Boom Village, the one-off mini festival set up to replace the cancelled Boomtown, has now been cancelled itself due to rising COVID-19 rates across the UK.
While all restrictions on social distancing and capacity limits for live shows in England will be removed on Monday (July 19) as the country enters the fourth and final stage of its route out of lockdown, cases continue to rise across the country.
As a result, Boom Village – which was set to be held from August 10-14 – has now cancelled its event. “We are truly sorry to have to say this again, but we have had to make the incredibly hard decision to cancel Boom Village,” the festival wrote in a statement.
“These past few days we have been back in the excruciating position of weighing up every possible scenario to see how we might be able to proceed. There is so much excitement out there for us to come together and host this beautiful festival but sadly the risks of holding the event now outweigh all the wonderful reasons for going ahead.”
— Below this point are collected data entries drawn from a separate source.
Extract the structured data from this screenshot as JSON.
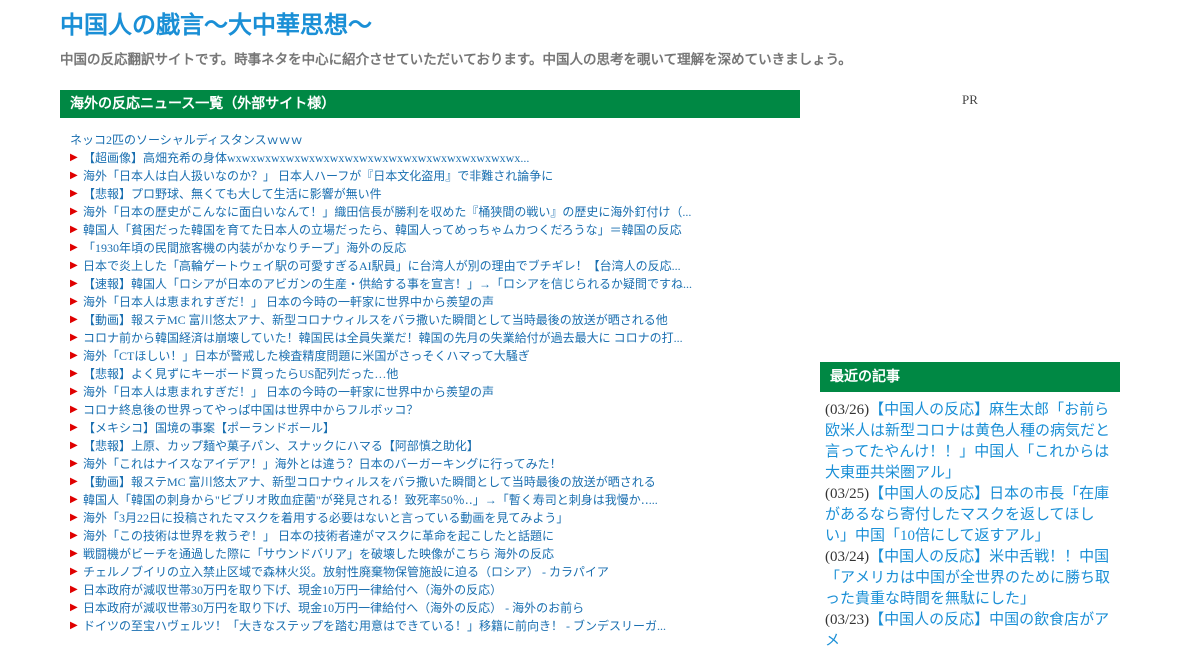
{
  "site": {
    "title": "中国人の戯言～大中華思想～",
    "description": "中国の反応翻訳サイトです。時事ネタを中心に紹介させていただいております。中国人の思考を覗いて理解を深めていきましょう。"
  },
  "news_widget": {
    "header": "海外の反応ニュース一覧（外部サイト様）",
    "items": [
      {
        "arrow": false,
        "text": "ネッコ2匹のソーシャルディスタンスｗｗｗ"
      },
      {
        "arrow": true,
        "text": "【超画像】高畑充希の身体wxwxwxwxwxwxwxwxwxwxwxwxwxwxwxwxwxwxwxwx..."
      },
      {
        "arrow": true,
        "text": "海外「日本人は白人扱いなのか？」 日本人ハーフが『日本文化盗用』で非難され論争に"
      },
      {
        "arrow": true,
        "text": "【悲報】プロ野球、無くても大して生活に影響が無い件"
      },
      {
        "arrow": true,
        "text": "海外「日本の歴史がこんなに面白いなんて！」織田信長が勝利を収めた『桶狭間の戦い』の歴史に海外釘付け（..."
      },
      {
        "arrow": true,
        "text": "韓国人「貧困だった韓国を育てた日本人の立場だったら、韓国人ってめっちゃムカつくだろうな」＝韓国の反応"
      },
      {
        "arrow": true,
        "text": "「1930年頃の民間旅客機の内装がかなりチープ」海外の反応"
      },
      {
        "arrow": true,
        "text": "日本で炎上した「高輪ゲートウェイ駅の可愛すぎるAI駅員」に台湾人が別の理由でブチギレ！【台湾人の反応..."
      },
      {
        "arrow": true,
        "text": "【速報】韓国人「ロシアが日本のアビガンの生産・供給する事を宣言！」→「ロシアを信じられるか疑問ですね..."
      },
      {
        "arrow": true,
        "text": "海外「日本人は恵まれすぎだ！」 日本の今時の一軒家に世界中から羨望の声"
      },
      {
        "arrow": true,
        "text": "【動画】報ステMC 富川悠太アナ、新型コロナウィルスをバラ撒いた瞬間として当時最後の放送が晒される他"
      },
      {
        "arrow": true,
        "text": "コロナ前から韓国経済は崩壊していた！韓国民は全員失業だ！韓国の先月の失業給付が過去最大に コロナの打..."
      },
      {
        "arrow": true,
        "text": "海外「CTほしい！」日本が警戒した検査精度問題に米国がさっそくハマって大騒ぎ"
      },
      {
        "arrow": true,
        "text": "【悲報】よく見ずにキーボード買ったらUS配列だった…他"
      },
      {
        "arrow": true,
        "text": "海外「日本人は恵まれすぎだ！」 日本の今時の一軒家に世界中から羨望の声"
      },
      {
        "arrow": true,
        "text": "コロナ終息後の世界ってやっぱ中国は世界中からフルボッコ？"
      },
      {
        "arrow": true,
        "text": "【メキシコ】国境の事案【ポーランドボール】"
      },
      {
        "arrow": true,
        "text": "【悲報】上原、カップ麺や菓子パン、スナックにハマる【阿部慎之助化】"
      },
      {
        "arrow": true,
        "text": "海外「これはナイスなアイデア！」海外とは違う？日本のバーガーキングに行ってみた！"
      },
      {
        "arrow": true,
        "text": "【動画】報ステMC 富川悠太アナ、新型コロナウィルスをバラ撒いた瞬間として当時最後の放送が晒される"
      },
      {
        "arrow": true,
        "text": "韓国人「韓国の刺身から\"ビブリオ敗血症菌\"が発見される！致死率50％‥」→「暫く寿司と刺身は我慢か‥..."
      },
      {
        "arrow": true,
        "text": "海外「3月22日に投稿されたマスクを着用する必要はないと言っている動画を見てみよう」"
      },
      {
        "arrow": true,
        "text": "海外「この技術は世界を救うぞ！」 日本の技術者達がマスクに革命を起こしたと話題に"
      },
      {
        "arrow": true,
        "text": "戦闘機がビーチを通過した際に「サウンドバリア」を破壊した映像がこちら 海外の反応"
      },
      {
        "arrow": true,
        "text": "チェルノブイリの立入禁止区域で森林火災。放射性廃棄物保管施設に迫る（ロシア） - カラパイア"
      },
      {
        "arrow": true,
        "text": "日本政府が減収世帯30万円を取り下げ、現金10万円一律給付へ（海外の反応）"
      },
      {
        "arrow": true,
        "text": "日本政府が減収世帯30万円を取り下げ、現金10万円一律給付へ（海外の反応） - 海外のお前ら"
      },
      {
        "arrow": true,
        "text": "ドイツの至宝ハヴェルツ！「大きなステップを踏む用意はできている！」移籍に前向き！ - ブンデスリーガ..."
      }
    ]
  },
  "pr": {
    "label": "PR"
  },
  "recent_widget": {
    "header": "最近の記事",
    "items": [
      {
        "date": "(03/26)",
        "title": "【中国人の反応】麻生太郎「お前ら欧米人は新型コロナは黄色人種の病気だと言ってたやんけ！！」中国人「これからは大東亜共栄圏アル」"
      },
      {
        "date": "(03/25)",
        "title": "【中国人の反応】日本の市長「在庫があるなら寄付したマスクを返してほしい」中国「10倍にして返すアル」"
      },
      {
        "date": "(03/24)",
        "title": "【中国人の反応】米中舌戦！！中国「アメリカは中国が全世界のために勝ち取った貴重な時間を無駄にした」"
      },
      {
        "date": "(03/23)",
        "title": "【中国人の反応】中国の飲食店がアメ"
      }
    ]
  },
  "colors": {
    "title_blue": "#1a8fd6",
    "header_green": "#008844",
    "arrow_red": "#e00000",
    "link_blue": "#1a6fb0"
  }
}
We are truly sorry to have to say this again, but we have had to make the incredibly hard decision to cancel Boom Village.
— Boomtown Fair (@BoomtownFair) July 14, 2021
The explanation added: “The core decision is due to the escalating cases of COVID-19 across the country, and the risks that widespread illness and self-isolation could have on our crew and contractors, which would result in us not having enough people to build and deliver the show to the high public safety standards we uphold.
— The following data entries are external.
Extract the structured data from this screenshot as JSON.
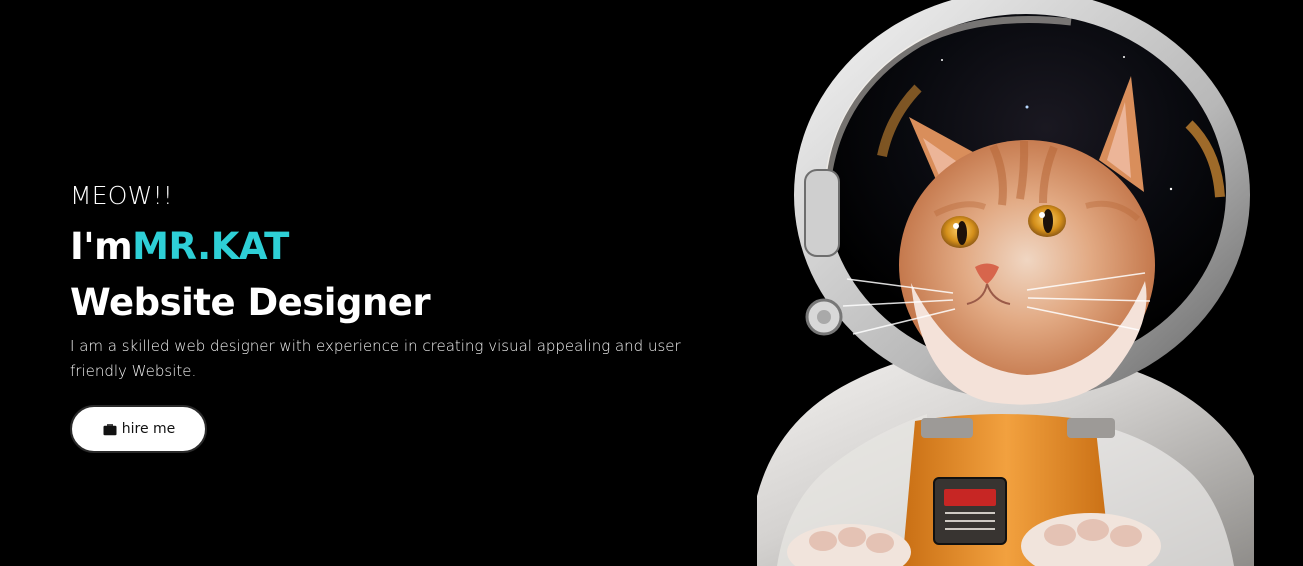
{
  "hero": {
    "greeting": "MEOW!!",
    "intro_prefix": "I'm",
    "name": "MR.KAT",
    "role": "Website Designer",
    "description": "I am a skilled web designer with experience in creating visual appealing and user friendly Website.",
    "hire_button": {
      "icon": "briefcase-icon",
      "label": "hire me"
    }
  },
  "image": {
    "subject": "astronaut-cat-illustration"
  },
  "colors": {
    "background": "#000000",
    "text": "#ffffff",
    "accent": "#2ecfd6",
    "button_bg": "#ffffff",
    "button_text": "#111111"
  }
}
“When we first came up with the concept of Boom Village we were so excited by the idea of a smaller show where we could trial new sustainable ideas. This was incredibly energising and we leapt into the project of bringing our much-loved festival community back together in a whole new way; with an intimate, locally focused and family-friendly event that put its ethos front and centre.
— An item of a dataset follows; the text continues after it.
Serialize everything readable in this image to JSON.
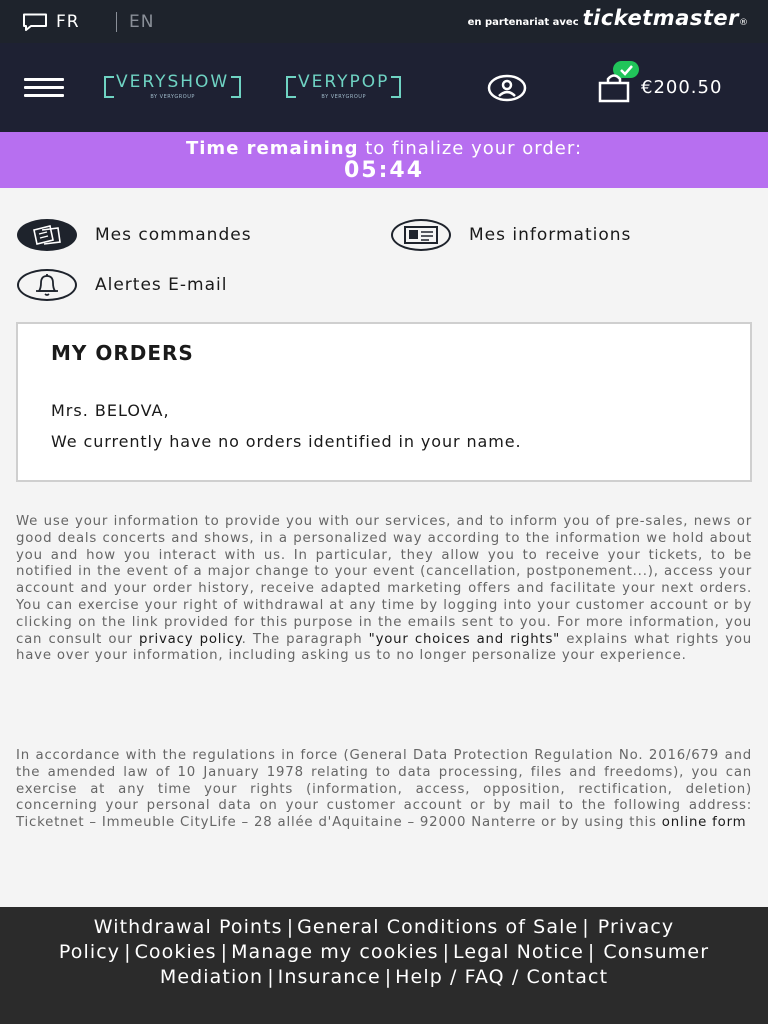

“We had devised a concept that could have worked in the current climate, despite all the existing issues such as a lack of insurance etc…” the festival added, saying that “the odds now feel stacked against us” with regards to holding the festival.
The message added that festival organisers believe the rising case rates “severely affect our ability to deliver a show where we could guarantee high levels of safety for all in attendance”.
Data published from the first stage of the ERP confirmed that just 28 people who attended pilot events researching the impact of large-scale gatherings during the COVID-19 pandemic tested positive for the virus.